Some of the world’s leading economists have issued stark warnings of the dangers an independent Scotland would face after leaving the UK’s sterling currency zone.
Speaking to These Islands for a report on the currency issue, Dame DeAnne Julius, a founding member of the Bank of England’s Monetary Policy Committee and a former chief economist at British Airways and Shell, described Nicola Sturgeon’s plan to continue to use the British pound outside of the official sterling currency zone or – ‘sterlingisation’ – as “a hugely risky experiment for Scotland”.

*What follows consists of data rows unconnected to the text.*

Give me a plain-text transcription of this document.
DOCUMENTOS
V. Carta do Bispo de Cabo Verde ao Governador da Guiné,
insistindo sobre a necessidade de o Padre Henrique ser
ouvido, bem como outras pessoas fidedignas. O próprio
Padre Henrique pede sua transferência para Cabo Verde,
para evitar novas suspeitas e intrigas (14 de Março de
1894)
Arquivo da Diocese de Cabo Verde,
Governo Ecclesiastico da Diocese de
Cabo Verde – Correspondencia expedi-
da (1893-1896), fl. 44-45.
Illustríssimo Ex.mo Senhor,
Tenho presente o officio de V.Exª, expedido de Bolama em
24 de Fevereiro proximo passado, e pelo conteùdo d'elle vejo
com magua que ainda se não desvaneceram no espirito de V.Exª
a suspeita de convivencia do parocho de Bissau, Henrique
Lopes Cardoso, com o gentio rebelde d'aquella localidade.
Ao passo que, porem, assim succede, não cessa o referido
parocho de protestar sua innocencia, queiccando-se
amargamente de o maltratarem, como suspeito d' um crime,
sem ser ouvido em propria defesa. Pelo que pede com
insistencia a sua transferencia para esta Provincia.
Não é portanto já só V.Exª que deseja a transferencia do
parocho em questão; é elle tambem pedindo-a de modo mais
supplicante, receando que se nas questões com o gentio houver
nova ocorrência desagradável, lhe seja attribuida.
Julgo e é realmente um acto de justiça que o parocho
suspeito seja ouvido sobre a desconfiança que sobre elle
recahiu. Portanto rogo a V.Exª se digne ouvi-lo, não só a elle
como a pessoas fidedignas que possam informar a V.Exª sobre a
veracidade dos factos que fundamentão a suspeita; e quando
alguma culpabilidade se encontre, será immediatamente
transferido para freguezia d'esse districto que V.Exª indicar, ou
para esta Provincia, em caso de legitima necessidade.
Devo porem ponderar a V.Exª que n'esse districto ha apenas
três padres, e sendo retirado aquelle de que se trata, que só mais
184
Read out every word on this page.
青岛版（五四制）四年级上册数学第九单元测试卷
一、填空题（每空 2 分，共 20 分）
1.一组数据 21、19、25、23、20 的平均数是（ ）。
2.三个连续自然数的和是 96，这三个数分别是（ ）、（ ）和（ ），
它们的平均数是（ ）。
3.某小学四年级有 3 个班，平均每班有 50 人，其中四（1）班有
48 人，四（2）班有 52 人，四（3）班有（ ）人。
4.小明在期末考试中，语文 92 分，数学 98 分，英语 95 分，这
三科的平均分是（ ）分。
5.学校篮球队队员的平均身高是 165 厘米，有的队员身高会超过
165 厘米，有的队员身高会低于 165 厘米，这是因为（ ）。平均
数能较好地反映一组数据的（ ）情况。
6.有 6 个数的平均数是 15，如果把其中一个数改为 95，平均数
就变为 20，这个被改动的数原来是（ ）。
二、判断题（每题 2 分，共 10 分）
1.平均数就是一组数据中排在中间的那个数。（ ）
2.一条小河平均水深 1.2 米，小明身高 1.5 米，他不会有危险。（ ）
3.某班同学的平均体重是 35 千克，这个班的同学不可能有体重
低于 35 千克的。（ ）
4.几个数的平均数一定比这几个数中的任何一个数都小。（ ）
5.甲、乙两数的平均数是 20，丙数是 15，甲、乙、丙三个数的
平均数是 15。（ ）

She explained: “The evidence one could look to for this kind of arrangement are places that are quite different and at a different development level – places like Argentina – and it’s impossible, I think, to find any place that is a success story undertaking this route of political independence using a currency issued by another country.”
These Islands is a not-for-profit organisation which describes itself as a “forum for debate” based around the view “that more unites the three nations of Great Britain than divides them”.
Founded by economics blogger Kevin Hague, the group commissioned various monetary experts to look at the idea of an independent Scotland continuing to use the Bank of England-issued currency.
There is an ongoing debate within the SNP on what currency an independent Scotland would use. The idea of a monetary union with the rest of the UK was rejected by the Conservative government in the run up to the 2014 referendum.
The SNP Sustainable Growth Commission blueprint for independence in 2018 suggested Scotland would use the pound but outside of a formal monetary union with the remaining UK.
Others argue for a new currency or adopting the Euro if Scotland rejoined the European Union.
Professor Cédric Tille, member of the Bank Council of the Swiss National Bank and head of the Bilateral Assistance and Capacity Building for Central Banks Programme at the Graduate Institute Geneva, warned the new state could find itself seeking a financial bailout from the International Monetary Fund (IMF).
“Looking at the massive Scottish fiscal and current account deficits, my advice to the new prime minister, should the country split off, would be to address these structural challenges or develop good links with the IMF, because she or he might well need their assistance in the future,” he stated.
Harvard University economist Professor Jeffrey Frankel, who served on the US President’s Council of Economic Advisers during the Clinton administration and has published extensively on exchange rate regimes, said: “I think Scotland would have to undergo a profound change and would probably have to make some difficult economic adjustments.”
St Andrews University’s Professor Alan Sutherland warned that sterlingisation would have serious impacts on the Scottish banking system, noting: “Some borrowers will just not get mortgages anymore, some businesses will not get loans, rates of interest will be much higher.”
Commenting on the report, Kevin Hague, chairman at These Islands, said: “These warnings come from some of the world’s most respected macroeconomics and currency experts, and should be a wake-up call to anyone inclined to believe the argument that leaving the UK’s currency area can be achieved at no risk.”